博愛を掲げる父の宗教への当てつけに、邪教団を名乗った。
青年の考えに賛同する者が、信者としてついてきてくれた。
まず青年が実行しようとしたことは、父を殺した者を殺すこと。
だが、実行する前にそいつは捕まり、青年の手の届かない牢屋にぶち込まれた。
青年には双子の妹がいて、騎士団に入りその犯罪者を捕まえたのだった。
青年は力を求めた。
牢屋で守られている犯罪者を殺すことができるだけの力を。
そんなとき邪教団にひとつの情報が入った。
世界情勢を変えることができる古代兵器の情報が、シル伯爵令嬢の右手に封印されている、と。
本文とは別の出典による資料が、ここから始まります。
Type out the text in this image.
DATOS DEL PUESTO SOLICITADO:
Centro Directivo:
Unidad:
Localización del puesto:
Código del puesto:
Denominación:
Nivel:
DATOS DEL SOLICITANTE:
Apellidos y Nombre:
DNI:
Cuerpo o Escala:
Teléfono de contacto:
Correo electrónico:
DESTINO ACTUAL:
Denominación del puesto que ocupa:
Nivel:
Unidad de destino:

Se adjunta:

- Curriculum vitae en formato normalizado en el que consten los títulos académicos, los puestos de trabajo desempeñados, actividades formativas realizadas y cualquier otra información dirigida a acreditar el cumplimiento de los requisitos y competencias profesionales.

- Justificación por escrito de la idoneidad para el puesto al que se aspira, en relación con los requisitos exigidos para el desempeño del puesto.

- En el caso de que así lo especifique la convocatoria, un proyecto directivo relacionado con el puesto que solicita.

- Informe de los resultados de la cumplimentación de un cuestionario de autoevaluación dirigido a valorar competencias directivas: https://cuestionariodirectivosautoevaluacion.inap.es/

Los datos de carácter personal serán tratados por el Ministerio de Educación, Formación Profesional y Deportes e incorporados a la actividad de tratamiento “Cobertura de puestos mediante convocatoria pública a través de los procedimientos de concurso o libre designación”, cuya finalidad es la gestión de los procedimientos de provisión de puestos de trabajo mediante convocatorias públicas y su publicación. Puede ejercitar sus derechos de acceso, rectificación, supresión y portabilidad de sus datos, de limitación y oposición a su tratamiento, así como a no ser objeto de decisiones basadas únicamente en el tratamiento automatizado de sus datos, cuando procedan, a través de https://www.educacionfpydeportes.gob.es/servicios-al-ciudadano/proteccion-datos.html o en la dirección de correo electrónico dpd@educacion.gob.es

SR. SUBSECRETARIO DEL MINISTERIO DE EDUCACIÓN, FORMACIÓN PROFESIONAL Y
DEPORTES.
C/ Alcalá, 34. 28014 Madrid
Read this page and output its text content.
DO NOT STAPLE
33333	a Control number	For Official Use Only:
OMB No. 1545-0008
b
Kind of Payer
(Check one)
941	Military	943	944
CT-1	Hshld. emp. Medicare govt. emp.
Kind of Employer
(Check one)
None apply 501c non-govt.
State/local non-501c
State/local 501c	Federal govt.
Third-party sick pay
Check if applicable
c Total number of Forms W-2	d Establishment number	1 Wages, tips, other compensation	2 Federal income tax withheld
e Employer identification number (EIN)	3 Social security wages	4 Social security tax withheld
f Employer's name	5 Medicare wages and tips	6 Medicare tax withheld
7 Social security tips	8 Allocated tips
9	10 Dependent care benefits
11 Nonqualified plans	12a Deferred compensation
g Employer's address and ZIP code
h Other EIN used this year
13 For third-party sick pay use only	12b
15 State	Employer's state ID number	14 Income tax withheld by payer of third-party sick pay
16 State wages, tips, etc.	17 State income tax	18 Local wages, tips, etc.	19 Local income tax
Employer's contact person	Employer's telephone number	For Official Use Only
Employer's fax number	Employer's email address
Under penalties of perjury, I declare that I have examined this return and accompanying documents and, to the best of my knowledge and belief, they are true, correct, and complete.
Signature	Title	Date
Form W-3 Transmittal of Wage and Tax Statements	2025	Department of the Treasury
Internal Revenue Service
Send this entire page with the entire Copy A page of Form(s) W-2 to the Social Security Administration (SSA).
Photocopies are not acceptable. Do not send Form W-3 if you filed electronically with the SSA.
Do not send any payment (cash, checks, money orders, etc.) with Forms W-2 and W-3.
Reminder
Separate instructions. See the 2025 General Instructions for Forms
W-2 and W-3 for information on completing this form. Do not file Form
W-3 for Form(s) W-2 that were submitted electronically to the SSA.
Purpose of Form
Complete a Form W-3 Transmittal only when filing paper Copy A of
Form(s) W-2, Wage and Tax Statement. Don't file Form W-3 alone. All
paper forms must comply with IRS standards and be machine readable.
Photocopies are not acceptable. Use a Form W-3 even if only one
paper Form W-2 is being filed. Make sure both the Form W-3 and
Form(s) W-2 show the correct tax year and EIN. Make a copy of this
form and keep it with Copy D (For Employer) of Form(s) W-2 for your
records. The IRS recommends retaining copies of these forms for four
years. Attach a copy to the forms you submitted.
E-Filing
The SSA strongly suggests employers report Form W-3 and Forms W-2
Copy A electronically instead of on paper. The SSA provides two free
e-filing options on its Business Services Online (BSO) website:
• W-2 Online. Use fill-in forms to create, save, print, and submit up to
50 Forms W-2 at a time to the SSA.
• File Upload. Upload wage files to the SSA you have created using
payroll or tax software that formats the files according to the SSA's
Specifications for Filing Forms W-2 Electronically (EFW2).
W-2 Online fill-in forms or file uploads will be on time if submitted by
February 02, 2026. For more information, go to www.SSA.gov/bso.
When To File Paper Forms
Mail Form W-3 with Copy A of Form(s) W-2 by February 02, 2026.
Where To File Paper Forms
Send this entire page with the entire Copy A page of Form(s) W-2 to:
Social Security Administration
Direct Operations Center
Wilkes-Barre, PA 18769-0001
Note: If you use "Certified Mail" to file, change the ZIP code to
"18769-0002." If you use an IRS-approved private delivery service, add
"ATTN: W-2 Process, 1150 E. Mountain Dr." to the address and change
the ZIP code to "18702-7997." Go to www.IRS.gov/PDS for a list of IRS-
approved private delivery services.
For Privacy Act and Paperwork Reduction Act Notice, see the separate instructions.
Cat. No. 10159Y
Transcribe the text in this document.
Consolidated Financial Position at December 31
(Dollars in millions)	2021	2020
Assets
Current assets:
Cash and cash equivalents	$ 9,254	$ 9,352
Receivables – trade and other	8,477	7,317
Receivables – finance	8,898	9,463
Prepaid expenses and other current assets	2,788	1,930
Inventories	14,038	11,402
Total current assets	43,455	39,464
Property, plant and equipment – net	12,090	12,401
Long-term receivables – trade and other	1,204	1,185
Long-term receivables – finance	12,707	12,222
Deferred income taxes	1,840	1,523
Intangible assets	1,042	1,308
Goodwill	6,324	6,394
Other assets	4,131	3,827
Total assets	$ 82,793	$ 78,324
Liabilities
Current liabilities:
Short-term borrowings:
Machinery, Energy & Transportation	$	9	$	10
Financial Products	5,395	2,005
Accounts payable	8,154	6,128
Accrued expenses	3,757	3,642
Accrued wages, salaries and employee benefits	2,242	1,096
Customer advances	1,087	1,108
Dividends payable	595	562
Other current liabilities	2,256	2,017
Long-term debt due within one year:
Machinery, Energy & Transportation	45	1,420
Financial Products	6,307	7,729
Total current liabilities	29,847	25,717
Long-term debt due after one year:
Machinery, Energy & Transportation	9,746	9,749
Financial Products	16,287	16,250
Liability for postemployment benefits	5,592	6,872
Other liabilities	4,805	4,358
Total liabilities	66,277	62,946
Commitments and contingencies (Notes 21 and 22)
青年は、少ない信者を全員引き連れて、シル伯爵令嬢がいる屋敷に乗り込む。
そこには、護衛として王国騎士団二番隊がいた。
その二番隊の中に、青年の妹がいた。
「お兄様。そんなことをしても、お父様は帰ってきません」
「父は関係ない。これは、神への挑戦だ」
「そんな言葉で自分を誤魔化さないでください」
青年は剣を抜く。
「これは、この世の間違いを正す聖戦だ」
妹も剣を抜く。
「私では、お兄様の目を覚まさせることはできなかったのですね」
二つの剣がまじわる。
キンキンキンキンキンキンキンキンキンキンキンキンキンキン
「キンキンキンキンうるさいのよ!」
兄妹は仲良くシル伯爵令嬢に蹴りとばされた。